João Paulo: símbolo da virada do Atlético nesta série B.

O Atlético passou por maus bocados  neste ano. Derrapou contra times bizarros; precisou jogar em Paranaguá e lá desperdiçou pontos importantes; parou no meio da tabela da série B. O suficiente para que o time das Mil Cornetas do Apocalipse bradasse ao mesmo tempo e pregasse um fim terrível para o Rubro-Negro.

Em junho a gente já alertava aqui no blog: calma, cornetada! O Atlético é o Atlético.

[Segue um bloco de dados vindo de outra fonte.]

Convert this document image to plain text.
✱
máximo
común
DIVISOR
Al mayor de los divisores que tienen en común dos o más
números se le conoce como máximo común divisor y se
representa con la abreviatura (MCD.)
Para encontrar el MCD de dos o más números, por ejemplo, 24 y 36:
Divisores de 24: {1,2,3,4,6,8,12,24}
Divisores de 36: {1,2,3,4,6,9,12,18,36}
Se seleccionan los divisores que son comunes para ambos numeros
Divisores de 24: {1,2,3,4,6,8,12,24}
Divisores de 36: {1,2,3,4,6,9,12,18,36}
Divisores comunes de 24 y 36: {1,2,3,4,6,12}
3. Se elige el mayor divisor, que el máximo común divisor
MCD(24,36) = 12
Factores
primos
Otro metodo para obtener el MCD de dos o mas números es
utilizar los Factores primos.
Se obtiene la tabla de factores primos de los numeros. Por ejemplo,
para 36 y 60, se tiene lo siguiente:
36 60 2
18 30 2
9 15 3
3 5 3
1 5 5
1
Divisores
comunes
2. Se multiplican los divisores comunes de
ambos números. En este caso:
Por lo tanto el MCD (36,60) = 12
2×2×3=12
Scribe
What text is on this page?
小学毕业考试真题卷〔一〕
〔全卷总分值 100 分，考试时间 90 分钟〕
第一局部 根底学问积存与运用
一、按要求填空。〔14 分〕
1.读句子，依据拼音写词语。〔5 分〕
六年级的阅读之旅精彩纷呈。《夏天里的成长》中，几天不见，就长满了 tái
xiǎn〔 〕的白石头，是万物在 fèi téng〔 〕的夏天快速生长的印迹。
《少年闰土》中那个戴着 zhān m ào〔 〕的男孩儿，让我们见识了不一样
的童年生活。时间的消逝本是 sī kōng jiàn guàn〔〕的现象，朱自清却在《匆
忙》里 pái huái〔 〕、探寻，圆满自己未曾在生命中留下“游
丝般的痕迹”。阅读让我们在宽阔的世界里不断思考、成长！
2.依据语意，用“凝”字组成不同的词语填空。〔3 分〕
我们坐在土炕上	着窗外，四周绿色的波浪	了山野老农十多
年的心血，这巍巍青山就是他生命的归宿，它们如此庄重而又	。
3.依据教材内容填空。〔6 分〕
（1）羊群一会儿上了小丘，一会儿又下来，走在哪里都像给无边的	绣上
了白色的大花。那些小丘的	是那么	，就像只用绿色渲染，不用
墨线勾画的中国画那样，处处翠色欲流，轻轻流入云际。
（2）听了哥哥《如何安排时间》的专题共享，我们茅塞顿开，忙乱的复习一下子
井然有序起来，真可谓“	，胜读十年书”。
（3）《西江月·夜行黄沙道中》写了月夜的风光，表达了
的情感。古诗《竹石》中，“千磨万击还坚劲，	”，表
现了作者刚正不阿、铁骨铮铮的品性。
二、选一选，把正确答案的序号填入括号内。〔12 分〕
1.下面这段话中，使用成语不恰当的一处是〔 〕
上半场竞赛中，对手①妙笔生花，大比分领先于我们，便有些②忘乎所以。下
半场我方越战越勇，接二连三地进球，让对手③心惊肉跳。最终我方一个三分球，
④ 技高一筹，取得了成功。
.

E, sejamos justos, a Drubsky o que é de Drubsky: a guinada veio, quem diria, com a chegada do treinador. O aproveitamento do técnico no comando do CAP após a demissão de Jorginho é de impressionantes 78,95%. Arrisco dizer, meus amigos, que nunca vi disso por aqui.

Mas não por foi sorte ou apenas supermotivação do elenco. A vinda de reforços ajudou - e bastante - a botar o time na linha. E, aí, destacamos João Paulo, um verdadeiro guerreiro da meia-cancha, atleta importantíssimo para dar equilíbrio ao time. Com Elias e Baier se revezando e uma dupla de ataque que deslanchou, deu-se a química necessária para que o Furacão voltasse. 

Agora, falta pouco.

Uma vitória amanhã contra o América de Natal deixa o Atlético com um pé na Série A. Uma vitória é fundamental, pois depois serão duas partidas fora de casa. 

Além do mais, é a última partida do Furacão no Janguito este ano em dia de semana e em horário útil - depois, apenas contra o Paraná Crub na última rodada, num sábado.

Então se você não gazeou ainda este ano para ver o Furaca, amanhã é o dia.

Todos gazeia, Atlético!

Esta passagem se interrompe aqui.